Jason finds Jessica at King Bill’s house,
and in an absolutely adorable touch, he’s taken the time to scratch out the
word “Monster” on the box before giving it to her.

He explains that Hoyt asked him to
bring her stuff back to her because he wanted her to have those mementos, and
she snarks, “Yeah, I’m sure that’s how he put it.” And Jason – in one of the
best Jason-isms we’ve ever heard on this show – says, “I was parrot phrasing.”
Ha! Sorry Jason, that’s not technically parrot phrasing, this is: “Hoyt said to
bring you your — SQUAWK! SQUAWK! Polly wants
a cracker!
– things.”

Jason says he’d better mosey on along,
but Jessica gives him serious “let’s do it” eyes, so he doesn’t mosey on
anywhere. Then they’re like, “Say, even though we’ve got this huge, gorgeous
mansion filled with stunning bedrooms, each with a satin-sheet-covered king
sized bed in it, let’s go do it in the back of a grimy pick-up truck next to a
couple of mud-covered shovels and a chain saw.”

WTF Rating: 2. I guess we shouldn’t be surprised that
Jason’s loyalty to Hoyt didn’t last more than a day. But this means we’re
heading for a Hoyt-Jason blow out, and that’s something I just don’t want to
see. Hoyt’s too much of a sweetheart for this.

SHIFTY BUSINESS

Debbie Pelt is sitting up in bed
but when she hears noise in the house she gets into bed and pretends to be
asleep. Then Michelangelo’s Statue of
David
comes into the bedroom and strides across the room and into bed next
to her. Wait, it’s not the Statue of David – it’s something even more
breathtakingly statuesque. It’s naked Alcide! I think I might need to take a
little break here before I can even continue describing this scene.

Okay, so naked Alcide climbs into bed
and spoons Debbie from behind, gently kissing her back, the universal
television code for “I’ve done something I feel guilty about but I really love
you and hope you won’t notice.”

But Debbie is playing possum, and she
opens her eyes and, what do ya know? They’re all wolfy and glowy.
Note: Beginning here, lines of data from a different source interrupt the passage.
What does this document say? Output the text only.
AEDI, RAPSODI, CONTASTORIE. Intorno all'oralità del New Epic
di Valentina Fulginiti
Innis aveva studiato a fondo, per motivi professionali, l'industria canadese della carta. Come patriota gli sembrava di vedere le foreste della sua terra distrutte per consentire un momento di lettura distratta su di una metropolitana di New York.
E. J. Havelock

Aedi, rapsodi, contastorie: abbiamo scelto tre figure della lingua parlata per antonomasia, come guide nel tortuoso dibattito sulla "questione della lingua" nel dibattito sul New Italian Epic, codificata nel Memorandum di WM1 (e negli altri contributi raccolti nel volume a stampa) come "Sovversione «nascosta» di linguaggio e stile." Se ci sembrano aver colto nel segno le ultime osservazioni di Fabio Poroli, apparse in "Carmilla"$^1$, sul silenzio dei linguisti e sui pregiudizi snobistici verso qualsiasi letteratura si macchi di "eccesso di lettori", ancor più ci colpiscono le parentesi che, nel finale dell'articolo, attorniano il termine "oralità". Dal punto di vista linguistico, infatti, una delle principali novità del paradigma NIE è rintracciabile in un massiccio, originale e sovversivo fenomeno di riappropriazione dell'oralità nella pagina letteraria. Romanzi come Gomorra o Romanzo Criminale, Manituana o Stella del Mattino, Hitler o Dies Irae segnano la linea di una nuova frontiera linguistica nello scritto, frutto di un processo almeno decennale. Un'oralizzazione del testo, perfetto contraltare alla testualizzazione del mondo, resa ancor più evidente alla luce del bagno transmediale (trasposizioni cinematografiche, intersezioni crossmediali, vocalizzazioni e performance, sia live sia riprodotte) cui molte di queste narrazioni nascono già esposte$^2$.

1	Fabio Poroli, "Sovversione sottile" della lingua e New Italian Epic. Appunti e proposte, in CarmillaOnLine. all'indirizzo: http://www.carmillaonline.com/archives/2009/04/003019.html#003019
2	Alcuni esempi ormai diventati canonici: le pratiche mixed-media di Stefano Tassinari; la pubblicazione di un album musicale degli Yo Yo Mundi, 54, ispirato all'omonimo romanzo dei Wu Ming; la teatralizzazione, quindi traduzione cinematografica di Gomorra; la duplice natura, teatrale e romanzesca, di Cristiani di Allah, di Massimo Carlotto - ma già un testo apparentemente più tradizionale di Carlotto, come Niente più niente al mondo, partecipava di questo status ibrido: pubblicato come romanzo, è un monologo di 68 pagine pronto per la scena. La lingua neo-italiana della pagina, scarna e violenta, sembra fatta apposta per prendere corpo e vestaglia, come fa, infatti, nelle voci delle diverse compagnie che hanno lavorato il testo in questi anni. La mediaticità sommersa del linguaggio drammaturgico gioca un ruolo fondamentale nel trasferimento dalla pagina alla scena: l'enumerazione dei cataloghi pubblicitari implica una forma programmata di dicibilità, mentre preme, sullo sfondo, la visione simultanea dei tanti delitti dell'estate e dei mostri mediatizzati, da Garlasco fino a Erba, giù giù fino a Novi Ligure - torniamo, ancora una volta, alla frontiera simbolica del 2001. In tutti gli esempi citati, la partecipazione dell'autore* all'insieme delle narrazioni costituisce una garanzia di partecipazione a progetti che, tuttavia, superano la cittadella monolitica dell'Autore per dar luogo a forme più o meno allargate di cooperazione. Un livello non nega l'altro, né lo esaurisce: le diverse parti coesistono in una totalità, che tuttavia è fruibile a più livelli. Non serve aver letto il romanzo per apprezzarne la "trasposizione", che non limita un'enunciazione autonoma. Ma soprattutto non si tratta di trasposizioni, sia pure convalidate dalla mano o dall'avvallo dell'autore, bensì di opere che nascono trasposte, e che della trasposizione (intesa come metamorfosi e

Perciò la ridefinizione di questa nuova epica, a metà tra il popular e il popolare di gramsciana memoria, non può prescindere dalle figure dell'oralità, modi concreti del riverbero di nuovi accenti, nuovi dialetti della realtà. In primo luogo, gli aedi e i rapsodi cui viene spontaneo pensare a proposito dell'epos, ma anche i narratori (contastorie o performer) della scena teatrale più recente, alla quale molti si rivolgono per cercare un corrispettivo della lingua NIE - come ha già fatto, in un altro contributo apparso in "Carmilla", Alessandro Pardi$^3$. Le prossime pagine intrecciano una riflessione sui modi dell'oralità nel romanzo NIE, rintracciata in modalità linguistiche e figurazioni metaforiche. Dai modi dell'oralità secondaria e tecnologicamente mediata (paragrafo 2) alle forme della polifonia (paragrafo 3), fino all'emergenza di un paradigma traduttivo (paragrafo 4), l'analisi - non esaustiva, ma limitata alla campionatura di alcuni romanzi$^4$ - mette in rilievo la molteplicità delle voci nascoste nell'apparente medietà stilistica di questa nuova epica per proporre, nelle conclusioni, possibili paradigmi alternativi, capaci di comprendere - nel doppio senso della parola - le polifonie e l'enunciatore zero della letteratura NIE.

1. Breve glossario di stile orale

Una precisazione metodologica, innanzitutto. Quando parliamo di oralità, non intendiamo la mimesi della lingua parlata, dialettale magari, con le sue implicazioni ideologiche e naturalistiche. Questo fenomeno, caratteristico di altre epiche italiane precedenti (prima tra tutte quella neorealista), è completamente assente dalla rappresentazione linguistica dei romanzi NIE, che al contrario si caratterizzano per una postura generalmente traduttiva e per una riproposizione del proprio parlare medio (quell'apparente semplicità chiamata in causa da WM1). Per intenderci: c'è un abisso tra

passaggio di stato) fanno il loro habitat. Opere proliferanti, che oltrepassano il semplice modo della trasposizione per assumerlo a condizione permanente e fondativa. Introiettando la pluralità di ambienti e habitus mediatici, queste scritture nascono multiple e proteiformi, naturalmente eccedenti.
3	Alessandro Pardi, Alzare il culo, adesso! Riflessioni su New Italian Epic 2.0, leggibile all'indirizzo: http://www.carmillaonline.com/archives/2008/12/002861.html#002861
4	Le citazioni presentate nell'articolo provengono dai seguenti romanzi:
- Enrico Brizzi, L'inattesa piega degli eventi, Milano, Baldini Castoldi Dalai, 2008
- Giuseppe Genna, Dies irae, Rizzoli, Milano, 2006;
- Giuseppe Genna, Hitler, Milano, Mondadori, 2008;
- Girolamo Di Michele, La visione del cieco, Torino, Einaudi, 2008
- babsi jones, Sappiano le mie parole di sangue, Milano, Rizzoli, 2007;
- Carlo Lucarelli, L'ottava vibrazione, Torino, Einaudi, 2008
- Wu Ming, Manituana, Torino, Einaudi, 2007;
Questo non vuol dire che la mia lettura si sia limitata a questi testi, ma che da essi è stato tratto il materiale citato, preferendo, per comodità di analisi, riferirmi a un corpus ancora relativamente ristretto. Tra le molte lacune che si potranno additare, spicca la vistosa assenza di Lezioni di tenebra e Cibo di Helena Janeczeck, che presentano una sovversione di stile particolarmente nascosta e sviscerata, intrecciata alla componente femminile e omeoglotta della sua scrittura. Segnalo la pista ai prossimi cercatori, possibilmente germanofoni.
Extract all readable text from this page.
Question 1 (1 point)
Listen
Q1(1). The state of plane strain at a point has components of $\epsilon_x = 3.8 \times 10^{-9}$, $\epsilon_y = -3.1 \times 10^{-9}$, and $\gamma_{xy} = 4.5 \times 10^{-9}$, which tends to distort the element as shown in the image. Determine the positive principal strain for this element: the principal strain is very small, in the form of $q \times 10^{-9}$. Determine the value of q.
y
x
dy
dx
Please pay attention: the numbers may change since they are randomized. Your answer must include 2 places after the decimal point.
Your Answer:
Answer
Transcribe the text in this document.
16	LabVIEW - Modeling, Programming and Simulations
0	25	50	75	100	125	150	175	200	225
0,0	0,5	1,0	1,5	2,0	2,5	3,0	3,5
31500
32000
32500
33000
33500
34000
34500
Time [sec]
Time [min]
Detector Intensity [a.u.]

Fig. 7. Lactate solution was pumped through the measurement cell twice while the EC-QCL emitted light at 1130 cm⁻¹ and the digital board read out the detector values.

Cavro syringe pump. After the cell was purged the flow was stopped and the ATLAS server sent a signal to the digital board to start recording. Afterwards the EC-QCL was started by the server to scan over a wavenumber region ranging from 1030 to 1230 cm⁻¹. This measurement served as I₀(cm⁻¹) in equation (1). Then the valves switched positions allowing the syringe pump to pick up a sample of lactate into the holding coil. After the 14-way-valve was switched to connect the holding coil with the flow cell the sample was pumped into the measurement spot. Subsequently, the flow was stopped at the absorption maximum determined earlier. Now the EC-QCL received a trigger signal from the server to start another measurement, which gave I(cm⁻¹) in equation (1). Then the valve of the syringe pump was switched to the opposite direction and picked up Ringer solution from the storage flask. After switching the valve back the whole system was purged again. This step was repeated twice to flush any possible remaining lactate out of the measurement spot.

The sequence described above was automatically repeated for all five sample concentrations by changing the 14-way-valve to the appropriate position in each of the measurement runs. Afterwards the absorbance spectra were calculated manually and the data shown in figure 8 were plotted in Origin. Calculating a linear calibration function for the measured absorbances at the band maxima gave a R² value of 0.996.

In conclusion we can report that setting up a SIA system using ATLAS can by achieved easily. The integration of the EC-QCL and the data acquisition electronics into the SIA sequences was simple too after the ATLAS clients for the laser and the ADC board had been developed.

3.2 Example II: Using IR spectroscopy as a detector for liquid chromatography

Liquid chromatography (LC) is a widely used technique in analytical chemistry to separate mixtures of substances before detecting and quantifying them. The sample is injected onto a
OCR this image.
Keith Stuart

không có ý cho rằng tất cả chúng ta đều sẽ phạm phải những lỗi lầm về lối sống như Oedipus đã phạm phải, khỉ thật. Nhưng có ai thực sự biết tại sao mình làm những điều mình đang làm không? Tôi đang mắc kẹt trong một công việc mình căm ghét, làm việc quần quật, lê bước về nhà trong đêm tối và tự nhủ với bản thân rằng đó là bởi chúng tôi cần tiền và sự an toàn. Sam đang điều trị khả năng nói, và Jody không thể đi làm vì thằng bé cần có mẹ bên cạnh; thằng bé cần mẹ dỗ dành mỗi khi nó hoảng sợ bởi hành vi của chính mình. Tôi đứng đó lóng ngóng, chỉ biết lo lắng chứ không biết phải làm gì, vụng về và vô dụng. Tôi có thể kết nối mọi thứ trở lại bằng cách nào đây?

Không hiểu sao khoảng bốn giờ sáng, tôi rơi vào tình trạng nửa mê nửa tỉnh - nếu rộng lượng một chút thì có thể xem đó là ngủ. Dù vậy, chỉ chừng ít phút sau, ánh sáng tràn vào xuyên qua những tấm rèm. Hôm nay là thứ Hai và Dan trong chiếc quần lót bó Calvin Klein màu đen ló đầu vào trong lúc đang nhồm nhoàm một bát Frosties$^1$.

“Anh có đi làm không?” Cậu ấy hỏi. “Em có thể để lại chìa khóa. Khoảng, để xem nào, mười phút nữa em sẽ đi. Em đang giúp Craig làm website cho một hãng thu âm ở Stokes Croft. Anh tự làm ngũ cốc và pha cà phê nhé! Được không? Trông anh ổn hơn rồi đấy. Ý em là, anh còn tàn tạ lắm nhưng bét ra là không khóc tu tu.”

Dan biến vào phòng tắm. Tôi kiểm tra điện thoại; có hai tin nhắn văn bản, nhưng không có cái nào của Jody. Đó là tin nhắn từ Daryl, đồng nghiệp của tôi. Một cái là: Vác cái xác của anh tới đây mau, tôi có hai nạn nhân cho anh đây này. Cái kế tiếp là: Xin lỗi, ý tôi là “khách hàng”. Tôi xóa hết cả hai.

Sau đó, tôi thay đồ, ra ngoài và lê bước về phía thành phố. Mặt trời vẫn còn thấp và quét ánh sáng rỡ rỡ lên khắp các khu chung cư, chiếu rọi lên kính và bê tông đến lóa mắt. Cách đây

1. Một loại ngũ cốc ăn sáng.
Meanwhile, Luna comes into her living room to tell Sam
that she finally got Emma to bed,
after all the excitement of her psycho ex showing up. She’s worried he might
come back, and Sam suggests they wake Emma up and go on a camping trip.

Luna says she doesn’t want to teach
Emma to run away from her problems, and Sam is all, “It’s not running away!
It’s just quietly packing up our things in the dead of night and driving 100
miles to the middle of nowhere.” She agrees to do it.

Meanwhile, Tommy is at Merlotte’s,
writing Sam a brotherly “Dear John” letter about how he’s leaving forever and
hopes Sam can someday forgive him. At that moment, Marcus – the skeevy (but hot-skeevy) Shreveport pack leader, also Luna’s psycho ex
–comes in and says he’s looking for Sam.

Tommy senses the guy is bad news, and
the two of them get into an alpha male glare-off before Marcus leaves his card
and tells Tommy to tell Sam to meet him at that address. Ha! Don’t you just
love thugs who have calling cards? Like why not tape it to a candy cane while
you’re at it and you two can be Secret Santas.